Case ID: ad2d_209/html/0259-01.html
Source: Caselaw Access Project
Author: {"author": "Sullivan, J. P., and Rubin, J., dissent in a memorandum by Sullivan, J. P., as follows:", "license": "Public Domain", "url": "https://static.case.law/"}
Date Created: 2024-08-24T03:29:51.129683

The People of the State of New York, Respondent, v Brian Christian, Appellant.
    [618 NYS2d 711]
   —Judgment, Supreme Court, New York County (Juanita Bing Newton, J.), rendered January 13, 1992, convicting defendant, after a jury trial, of criminal possession of a controlled substance in the fifth degree, and sentencing him, as a second felony offender, to a term of 3 to 6 years, modified, on the law, to the extent of reducing the conviction to criminal possession of a controlled substance in the seventh degree, and remanding the matter for resentencing in accordance therewith.

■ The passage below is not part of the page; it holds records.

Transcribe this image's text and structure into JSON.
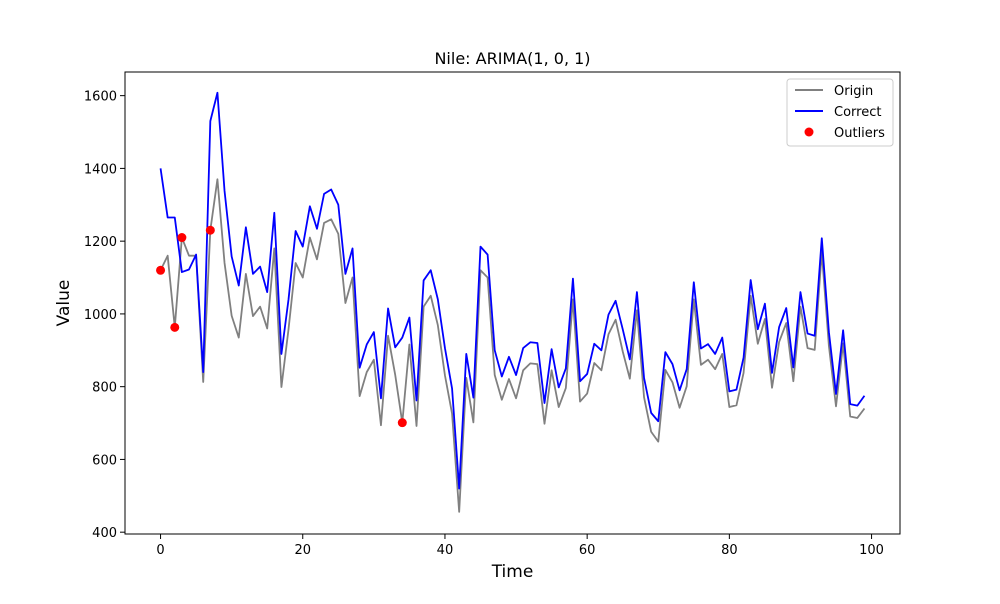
{
  "chart_data": {
    "type": "line",
    "title": "Nile: ARIMA(1, 0, 1)",
    "xlabel": "Time",
    "ylabel": "Value",
    "xlim": [
      -5,
      104
    ],
    "ylim": [
      395,
      1665
    ],
    "xticks": [
      0,
      20,
      40,
      60,
      80,
      100
    ],
    "yticks": [
      400,
      600,
      800,
      1000,
      1200,
      1400,
      1600
    ],
    "grid": false,
    "legend_position": "top-right",
    "series": [
      {
        "name": "Origin",
        "kind": "line",
        "color": "#808080",
        "x": [
          0,
          1,
          2,
          3,
          4,
          5,
          6,
          7,
          8,
          9,
          10,
          11,
          12,
          13,
          14,
          15,
          16,
          17,
          18,
          19,
          20,
          21,
          22,
          23,
          24,
          25,
          26,
          27,
          28,
          29,
          30,
          31,
          32,
          33,
          34,
          35,
          36,
          37,
          38,
          39,
          40,
          41,
          42,
          43,
          44,
          45,
          46,
          47,
          48,
          49,
          50,
          51,
          52,
          53,
          54,
          55,
          56,
          57,
          58,
          59,
          60,
          61,
          62,
          63,
          64,
          65,
          66,
          67,
          68,
          69,
          70,
          71,
          72,
          73,
          74,
          75,
          76,
          77,
          78,
          79,
          80,
          81,
          82,
          83,
          84,
          85,
          86,
          87,
          88,
          89,
          90,
          91,
          92,
          93,
          94,
          95,
          96,
          97,
          98,
          99
        ],
        "values": [
          1120,
          1160,
          963,
          1210,
          1160,
          1160,
          813,
          1230,
          1370,
          1140,
          995,
          935,
          1110,
          994,
          1020,
          960,
          1180,
          799,
          958,
          1140,
          1100,
          1210,
          1150,
          1250,
          1260,
          1220,
          1030,
          1100,
          774,
          840,
          874,
          694,
          940,
          833,
          701,
          916,
          692,
          1020,
          1050,
          969,
          831,
          726,
          456,
          824,
          702,
          1120,
          1100,
          832,
          764,
          821,
          768,
          845,
          864,
          862,
          698,
          845,
          744,
          796,
          1040,
          759,
          781,
          865,
          845,
          944,
          984,
          897,
          822,
          1010,
          771,
          676,
          649,
          846,
          812,
          742,
          801,
          1040,
          860,
          874,
          848,
          890,
          744,
          749,
          838,
          1050,
          918,
          986,
          797,
          923,
          975,
          815,
          1020,
          906,
          901,
          1170,
          912,
          746,
          919,
          718,
          714,
          740
        ]
      },
      {
        "name": "Correct",
        "kind": "line",
        "color": "#0000ff",
        "x": [
          0,
          1,
          2,
          3,
          4,
          5,
          6,
          7,
          8,
          9,
          10,
          11,
          12,
          13,
          14,
          15,
          16,
          17,
          18,
          19,
          20,
          21,
          22,
          23,
          24,
          25,
          26,
          27,
          28,
          29,
          30,
          31,
          32,
          33,
          34,
          35,
          36,
          37,
          38,
          39,
          40,
          41,
          42,
          43,
          44,
          45,
          46,
          47,
          48,
          49,
          50,
          51,
          52,
          53,
          54,
          55,
          56,
          57,
          58,
          59,
          60,
          61,
          62,
          63,
          64,
          65,
          66,
          67,
          68,
          69,
          70,
          71,
          72,
          73,
          74,
          75,
          76,
          77,
          78,
          79,
          80,
          81,
          82,
          83,
          84,
          85,
          86,
          87,
          88,
          89,
          90,
          91,
          92,
          93,
          94,
          95,
          96,
          97,
          98,
          99
        ],
        "values": [
          1400,
          1265,
          1265,
          1115,
          1122,
          1163,
          840,
          1530,
          1608,
          1338,
          1158,
          1078,
          1238,
          1110,
          1130,
          1060,
          1278,
          890,
          1040,
          1228,
          1185,
          1296,
          1234,
          1330,
          1342,
          1300,
          1110,
          1180,
          852,
          916,
          950,
          768,
          1015,
          908,
          935,
          990,
          762,
          1092,
          1120,
          1040,
          906,
          795,
          520,
          890,
          770,
          1185,
          1163,
          900,
          828,
          882,
          832,
          906,
          922,
          920,
          755,
          903,
          798,
          850,
          1097,
          815,
          835,
          918,
          900,
          998,
          1036,
          958,
          875,
          1060,
          824,
          728,
          705,
          895,
          862,
          790,
          848,
          1087,
          905,
          917,
          890,
          935,
          787,
          792,
          880,
          1093,
          958,
          1028,
          838,
          964,
          1016,
          853,
          1060,
          946,
          940,
          1208,
          950,
          780,
          955,
          752,
          748,
          775
        ]
      },
      {
        "name": "Outliers",
        "kind": "scatter",
        "color": "#ff0000",
        "x": [
          0,
          2,
          3,
          7,
          34
        ],
        "values": [
          1120,
          963,
          1210,
          1230,
          701
        ]
      }
    ]
  }
}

A police officer observed defendant packaging crack into glassine envelopes on top of a video game. The officer recovered 10 plastic envelopes containing crack cocaine and a tin foil packet with a large chunk of crack cocaine. Defendant was charged and convicted on proof that he possessed 500 milligrams or more of "pure weight” cocaine in violation of Penal Law § 220.06 (5).

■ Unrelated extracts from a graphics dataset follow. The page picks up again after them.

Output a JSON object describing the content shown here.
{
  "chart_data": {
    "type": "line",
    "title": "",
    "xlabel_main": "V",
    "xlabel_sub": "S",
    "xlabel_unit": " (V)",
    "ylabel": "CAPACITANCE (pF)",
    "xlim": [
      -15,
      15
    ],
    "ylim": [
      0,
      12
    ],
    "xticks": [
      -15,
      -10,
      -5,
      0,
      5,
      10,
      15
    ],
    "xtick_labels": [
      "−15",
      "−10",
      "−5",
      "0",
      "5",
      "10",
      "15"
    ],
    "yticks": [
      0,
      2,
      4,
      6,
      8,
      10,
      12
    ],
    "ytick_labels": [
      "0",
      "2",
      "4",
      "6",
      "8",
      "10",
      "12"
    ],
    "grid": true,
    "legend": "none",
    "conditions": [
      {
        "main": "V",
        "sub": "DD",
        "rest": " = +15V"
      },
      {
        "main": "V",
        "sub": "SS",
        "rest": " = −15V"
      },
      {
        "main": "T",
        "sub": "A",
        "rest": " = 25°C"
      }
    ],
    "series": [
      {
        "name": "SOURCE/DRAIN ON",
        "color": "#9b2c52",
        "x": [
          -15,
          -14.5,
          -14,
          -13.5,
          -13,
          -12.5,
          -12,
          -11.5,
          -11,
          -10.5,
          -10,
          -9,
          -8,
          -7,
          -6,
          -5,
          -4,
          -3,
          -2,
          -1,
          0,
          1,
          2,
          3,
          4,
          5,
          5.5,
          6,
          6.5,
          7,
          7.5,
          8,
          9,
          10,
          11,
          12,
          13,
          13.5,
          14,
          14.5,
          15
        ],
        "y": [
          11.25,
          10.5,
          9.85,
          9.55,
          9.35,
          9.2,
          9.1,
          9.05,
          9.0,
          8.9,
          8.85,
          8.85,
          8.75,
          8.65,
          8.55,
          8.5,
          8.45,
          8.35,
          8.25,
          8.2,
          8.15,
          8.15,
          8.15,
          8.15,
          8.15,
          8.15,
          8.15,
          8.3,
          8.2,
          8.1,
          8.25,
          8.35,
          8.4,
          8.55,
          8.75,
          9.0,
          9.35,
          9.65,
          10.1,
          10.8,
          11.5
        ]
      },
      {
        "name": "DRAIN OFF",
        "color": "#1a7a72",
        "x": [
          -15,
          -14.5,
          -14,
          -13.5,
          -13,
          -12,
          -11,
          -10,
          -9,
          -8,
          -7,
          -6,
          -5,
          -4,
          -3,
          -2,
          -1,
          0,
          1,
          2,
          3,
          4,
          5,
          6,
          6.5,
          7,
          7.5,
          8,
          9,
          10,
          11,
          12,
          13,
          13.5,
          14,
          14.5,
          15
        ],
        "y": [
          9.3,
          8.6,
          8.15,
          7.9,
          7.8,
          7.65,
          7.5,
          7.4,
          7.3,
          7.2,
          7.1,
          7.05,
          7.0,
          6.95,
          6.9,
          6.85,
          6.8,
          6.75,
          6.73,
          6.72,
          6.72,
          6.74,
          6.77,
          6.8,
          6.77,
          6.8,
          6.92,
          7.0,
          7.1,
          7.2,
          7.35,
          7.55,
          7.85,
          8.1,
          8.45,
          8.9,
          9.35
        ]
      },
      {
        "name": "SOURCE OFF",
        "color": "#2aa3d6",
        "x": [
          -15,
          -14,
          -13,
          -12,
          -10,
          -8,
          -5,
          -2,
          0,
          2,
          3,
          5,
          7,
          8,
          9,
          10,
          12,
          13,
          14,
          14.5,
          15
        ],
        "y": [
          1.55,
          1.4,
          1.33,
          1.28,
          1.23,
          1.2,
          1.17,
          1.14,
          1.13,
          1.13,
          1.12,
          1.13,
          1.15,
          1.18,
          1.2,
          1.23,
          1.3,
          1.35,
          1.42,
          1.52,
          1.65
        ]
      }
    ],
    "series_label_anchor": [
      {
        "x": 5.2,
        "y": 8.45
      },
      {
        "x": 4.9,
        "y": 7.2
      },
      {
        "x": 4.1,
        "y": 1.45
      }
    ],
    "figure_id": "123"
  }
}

While the police chemists’ testimony established that the crack contained a total of 1,759 milligrams of pure cocaine, or more than three times the statutory minimum of 500 milligrams, the evidence was insufficient as a matter of law to support the finding that defendant knew that he possessed 500 milligrams or more of cocaine (People v Ryan, 82 NY2d 497). The People failed to present any evidence from which a jury could infer that defendant knew the pure net weight of cocaine (People v Gordon, 204 AD2d 22). Concur—Carro, Rosenberger and Wallach, JJ.

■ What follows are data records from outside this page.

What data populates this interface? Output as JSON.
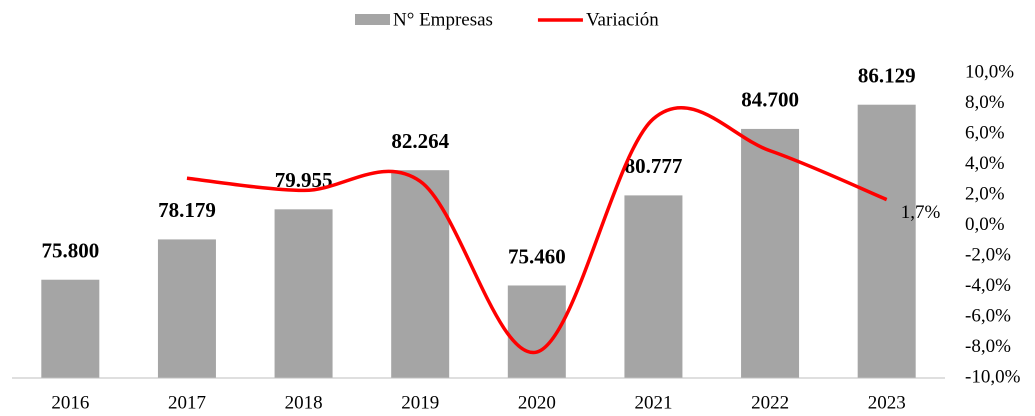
{
  "chart_data": {
    "type": "bar",
    "categories": [
      "2016",
      "2017",
      "2018",
      "2019",
      "2020",
      "2021",
      "2022",
      "2023"
    ],
    "ylim": [
      70000,
      88000
    ],
    "y2lim": [
      -10,
      10
    ],
    "y2ticks": [
      {
        "value": 10,
        "label": "10,0%"
      },
      {
        "value": 8,
        "label": "8,0%"
      },
      {
        "value": 6,
        "label": "6,0%"
      },
      {
        "value": 4,
        "label": "4,0%"
      },
      {
        "value": 2,
        "label": "2,0%"
      },
      {
        "value": 0,
        "label": "0,0%"
      },
      {
        "value": -2,
        "label": "-2,0%"
      },
      {
        "value": -4,
        "label": "-4,0%"
      },
      {
        "value": -6,
        "label": "-6,0%"
      },
      {
        "value": -8,
        "label": "-8,0%"
      },
      {
        "value": -10,
        "label": "-10,0%"
      }
    ],
    "legend": "top",
    "series": [
      {
        "name": "N° Empresas",
        "type": "bar",
        "color": "#a5a5a5",
        "values": [
          75800,
          78179,
          79955,
          82264,
          75460,
          80777,
          84700,
          86129
        ],
        "value_labels": [
          "75.800",
          "78.179",
          "79.955",
          "82.264",
          "75.460",
          "80.777",
          "84.700",
          "86.129"
        ]
      },
      {
        "name": "Variación",
        "type": "line",
        "axis": "y2",
        "color": "#ff0000",
        "smooth": true,
        "values": [
          null,
          3.1,
          2.3,
          2.9,
          -8.3,
          7.0,
          4.9,
          1.7
        ],
        "value_labels": [
          null,
          null,
          null,
          null,
          null,
          null,
          null,
          "1,7%"
        ]
      }
    ]
  }
}
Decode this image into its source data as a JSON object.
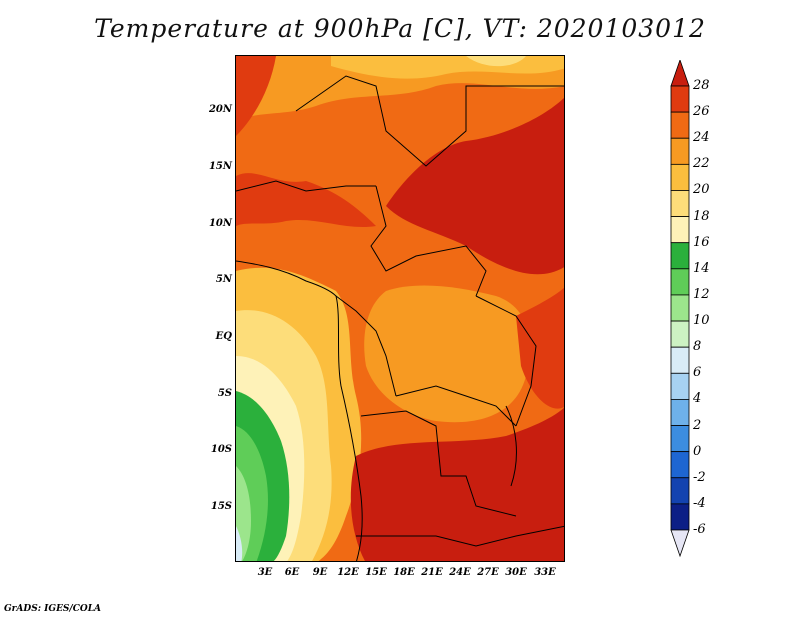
{
  "title": "Temperature at 900hPa [C], VT: 2020103012",
  "credit": "GrADS: IGES/COLA",
  "lat_labels": [
    "20N",
    "15N",
    "10N",
    "5N",
    "EQ",
    "5S",
    "10S",
    "15S"
  ],
  "lon_labels": [
    "3E",
    "6E",
    "9E",
    "12E",
    "15E",
    "18E",
    "21E",
    "24E",
    "27E",
    "30E",
    "33E"
  ],
  "colorbar": {
    "levels": [
      "28",
      "26",
      "24",
      "22",
      "20",
      "18",
      "16",
      "14",
      "12",
      "10",
      "8",
      "6",
      "4",
      "2",
      "0",
      "-2",
      "-4",
      "-6"
    ],
    "colors": [
      "#c81e0f",
      "#e03b10",
      "#f06a14",
      "#f79a22",
      "#fbbe3e",
      "#fddd7a",
      "#fef2b8",
      "#2bb03c",
      "#5fcd58",
      "#9ce58c",
      "#cdf2c3",
      "#d9ecf7",
      "#a7d2f2",
      "#6eb1ea",
      "#3c8de0",
      "#1e66d2",
      "#1343b0",
      "#0c1f86",
      "#07104e"
    ]
  }
}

Sullivan, J. P., and Rubin, J., dissent in a memorandum by Sullivan, J. P., as follows:

I would affirm defendant’s conviction of criminal possession of a controlled substance in the fifth degree since defendant failed to preserve as a point of law his claim that the trial evidence was legally insufficient to establish that he knew that the quantity of cocaine he possessed was at least 500 milligrams. (See, People v Ivey, 204 AD2d 16.)